Kein Arzt mehr in Kundus

Die MSF-Klinik in Kundus war das einzige Notfallzentrum für mehr als vier Millionen Menschen in den Nordprovinzen Afghanistans. Jetzt ist das Krankenhaus ausgebrannt, und 22 Menschen sind tot: zwölf MSF-Mitarbeiter und zehn Patienten. Einige verbrannten in ihren Betten.

"Es gibt keinen Arzt mehr in Kundus", sagt Jamal Khan, ein Arzt aus dem staatlichen Regionalkrankenhaus in Kundus. Er hat sich mit seiner Familie in die Nachbarprovinz Takhar geflüchtet. "In Kundus sterben noch immer Menschen, und es gibt niemanden, der ihnen hilft", sagt Khan.  

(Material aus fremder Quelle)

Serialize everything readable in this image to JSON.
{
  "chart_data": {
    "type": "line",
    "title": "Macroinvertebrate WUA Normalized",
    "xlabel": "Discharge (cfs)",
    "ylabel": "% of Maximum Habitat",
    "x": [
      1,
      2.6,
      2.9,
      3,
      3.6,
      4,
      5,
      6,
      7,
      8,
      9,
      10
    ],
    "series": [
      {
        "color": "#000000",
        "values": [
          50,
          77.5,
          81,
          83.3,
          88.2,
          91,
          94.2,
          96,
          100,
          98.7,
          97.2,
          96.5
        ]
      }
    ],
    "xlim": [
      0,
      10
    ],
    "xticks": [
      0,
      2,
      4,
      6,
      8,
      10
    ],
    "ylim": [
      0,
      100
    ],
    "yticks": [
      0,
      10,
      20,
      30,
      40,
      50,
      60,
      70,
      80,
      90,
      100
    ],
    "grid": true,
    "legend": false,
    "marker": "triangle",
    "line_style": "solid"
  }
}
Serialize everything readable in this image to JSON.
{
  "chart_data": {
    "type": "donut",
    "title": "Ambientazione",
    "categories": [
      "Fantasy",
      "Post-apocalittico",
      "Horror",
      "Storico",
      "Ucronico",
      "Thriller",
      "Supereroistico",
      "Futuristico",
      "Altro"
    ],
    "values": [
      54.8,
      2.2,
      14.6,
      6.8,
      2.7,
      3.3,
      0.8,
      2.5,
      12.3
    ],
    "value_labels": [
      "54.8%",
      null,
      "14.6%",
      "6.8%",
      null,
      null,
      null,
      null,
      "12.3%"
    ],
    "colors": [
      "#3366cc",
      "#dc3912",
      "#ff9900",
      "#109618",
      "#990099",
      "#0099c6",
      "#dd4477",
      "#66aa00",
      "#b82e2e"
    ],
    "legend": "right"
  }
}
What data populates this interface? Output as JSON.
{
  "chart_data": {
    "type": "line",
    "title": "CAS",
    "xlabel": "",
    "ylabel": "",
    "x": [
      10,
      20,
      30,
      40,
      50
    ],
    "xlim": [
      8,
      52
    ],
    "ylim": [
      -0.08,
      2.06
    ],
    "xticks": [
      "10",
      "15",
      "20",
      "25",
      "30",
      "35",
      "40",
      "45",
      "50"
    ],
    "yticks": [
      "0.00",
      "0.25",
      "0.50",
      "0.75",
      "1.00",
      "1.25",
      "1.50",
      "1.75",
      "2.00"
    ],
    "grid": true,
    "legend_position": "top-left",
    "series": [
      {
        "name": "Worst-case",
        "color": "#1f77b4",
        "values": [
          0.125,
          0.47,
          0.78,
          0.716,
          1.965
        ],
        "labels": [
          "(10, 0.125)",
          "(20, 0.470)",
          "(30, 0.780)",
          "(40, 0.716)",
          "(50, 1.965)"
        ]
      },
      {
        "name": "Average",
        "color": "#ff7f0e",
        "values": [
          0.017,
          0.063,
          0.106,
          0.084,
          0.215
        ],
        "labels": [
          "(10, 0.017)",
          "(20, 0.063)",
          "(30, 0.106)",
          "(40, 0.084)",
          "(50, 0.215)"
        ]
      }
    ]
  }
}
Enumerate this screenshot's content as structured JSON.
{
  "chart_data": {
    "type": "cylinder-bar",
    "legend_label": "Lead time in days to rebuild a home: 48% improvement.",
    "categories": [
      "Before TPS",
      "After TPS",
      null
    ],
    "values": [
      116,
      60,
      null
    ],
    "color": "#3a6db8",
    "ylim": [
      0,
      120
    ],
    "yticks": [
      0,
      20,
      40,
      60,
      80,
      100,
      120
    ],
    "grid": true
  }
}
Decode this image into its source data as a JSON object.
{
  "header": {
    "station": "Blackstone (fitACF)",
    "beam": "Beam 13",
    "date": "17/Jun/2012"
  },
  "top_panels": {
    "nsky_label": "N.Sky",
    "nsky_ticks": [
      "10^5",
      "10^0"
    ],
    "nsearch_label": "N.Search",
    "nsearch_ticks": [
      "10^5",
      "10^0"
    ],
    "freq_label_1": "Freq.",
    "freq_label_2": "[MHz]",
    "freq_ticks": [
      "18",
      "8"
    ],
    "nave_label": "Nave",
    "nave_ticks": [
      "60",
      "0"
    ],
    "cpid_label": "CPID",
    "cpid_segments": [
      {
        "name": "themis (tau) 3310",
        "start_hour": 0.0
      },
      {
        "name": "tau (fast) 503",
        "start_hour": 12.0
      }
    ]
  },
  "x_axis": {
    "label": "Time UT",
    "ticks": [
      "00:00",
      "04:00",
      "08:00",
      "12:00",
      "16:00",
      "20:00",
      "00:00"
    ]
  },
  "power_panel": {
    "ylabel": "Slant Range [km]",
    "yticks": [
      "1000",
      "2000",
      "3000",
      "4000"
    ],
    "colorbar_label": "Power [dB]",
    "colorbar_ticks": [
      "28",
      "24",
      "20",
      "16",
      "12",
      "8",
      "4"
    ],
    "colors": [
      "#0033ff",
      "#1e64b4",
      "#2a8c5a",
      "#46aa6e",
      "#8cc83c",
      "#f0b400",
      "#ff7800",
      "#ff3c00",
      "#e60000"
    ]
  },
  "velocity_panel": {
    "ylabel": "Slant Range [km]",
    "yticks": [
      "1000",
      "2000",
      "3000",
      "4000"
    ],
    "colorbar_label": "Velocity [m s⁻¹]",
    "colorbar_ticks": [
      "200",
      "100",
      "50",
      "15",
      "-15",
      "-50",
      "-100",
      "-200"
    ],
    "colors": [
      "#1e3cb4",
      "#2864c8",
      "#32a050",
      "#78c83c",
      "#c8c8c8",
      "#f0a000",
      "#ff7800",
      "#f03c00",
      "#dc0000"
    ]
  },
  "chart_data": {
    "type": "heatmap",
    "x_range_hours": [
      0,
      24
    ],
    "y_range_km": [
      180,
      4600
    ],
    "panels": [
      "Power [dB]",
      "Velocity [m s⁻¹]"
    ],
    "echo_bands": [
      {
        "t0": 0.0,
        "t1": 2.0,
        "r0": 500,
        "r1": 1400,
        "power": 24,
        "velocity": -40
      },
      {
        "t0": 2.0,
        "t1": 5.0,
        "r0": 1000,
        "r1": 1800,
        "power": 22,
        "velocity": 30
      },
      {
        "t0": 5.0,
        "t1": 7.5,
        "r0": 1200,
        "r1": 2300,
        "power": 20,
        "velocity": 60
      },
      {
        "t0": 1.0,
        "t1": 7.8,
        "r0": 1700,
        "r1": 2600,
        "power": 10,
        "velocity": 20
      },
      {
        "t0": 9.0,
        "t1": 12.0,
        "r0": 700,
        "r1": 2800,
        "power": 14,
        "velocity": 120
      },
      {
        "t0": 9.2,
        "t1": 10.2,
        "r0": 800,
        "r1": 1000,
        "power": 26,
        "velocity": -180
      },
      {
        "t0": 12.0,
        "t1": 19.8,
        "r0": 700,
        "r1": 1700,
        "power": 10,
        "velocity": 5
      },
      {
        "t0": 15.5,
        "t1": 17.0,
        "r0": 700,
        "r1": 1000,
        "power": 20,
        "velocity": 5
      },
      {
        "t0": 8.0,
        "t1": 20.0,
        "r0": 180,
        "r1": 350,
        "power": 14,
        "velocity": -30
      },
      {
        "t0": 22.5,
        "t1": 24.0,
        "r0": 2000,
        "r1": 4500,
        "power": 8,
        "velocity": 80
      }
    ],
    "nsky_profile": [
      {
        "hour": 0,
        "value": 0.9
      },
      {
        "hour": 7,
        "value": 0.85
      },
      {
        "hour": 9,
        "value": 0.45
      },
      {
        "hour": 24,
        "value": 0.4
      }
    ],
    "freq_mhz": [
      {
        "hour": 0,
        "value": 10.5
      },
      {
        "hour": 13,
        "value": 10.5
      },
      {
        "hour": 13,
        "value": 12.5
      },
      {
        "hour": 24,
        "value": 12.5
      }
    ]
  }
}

Zwischen unsichtbaren Fronten

Ein paar Meter weiter fleht Bibi Jan um Hilfe und Schutz für sich und ihre Kinder. Auch sie hat es in ein Flüchtlingslager nach Takhar geschafft, doch sie hat ihren Mann verloren. Viele verzweifelte Familien stecken noch immer zwischen den unsichtbaren Fronten in Kundus fest. Sie haben Angst, ihre Häuser zu verlassen. Und jetzt haben sie auch noch die einzige medizinische Einrichtung verloren, die kriegschirurgische Notfallhilfe leisten konnte - bei Schusswunden, bei Schrappnellverletzungen.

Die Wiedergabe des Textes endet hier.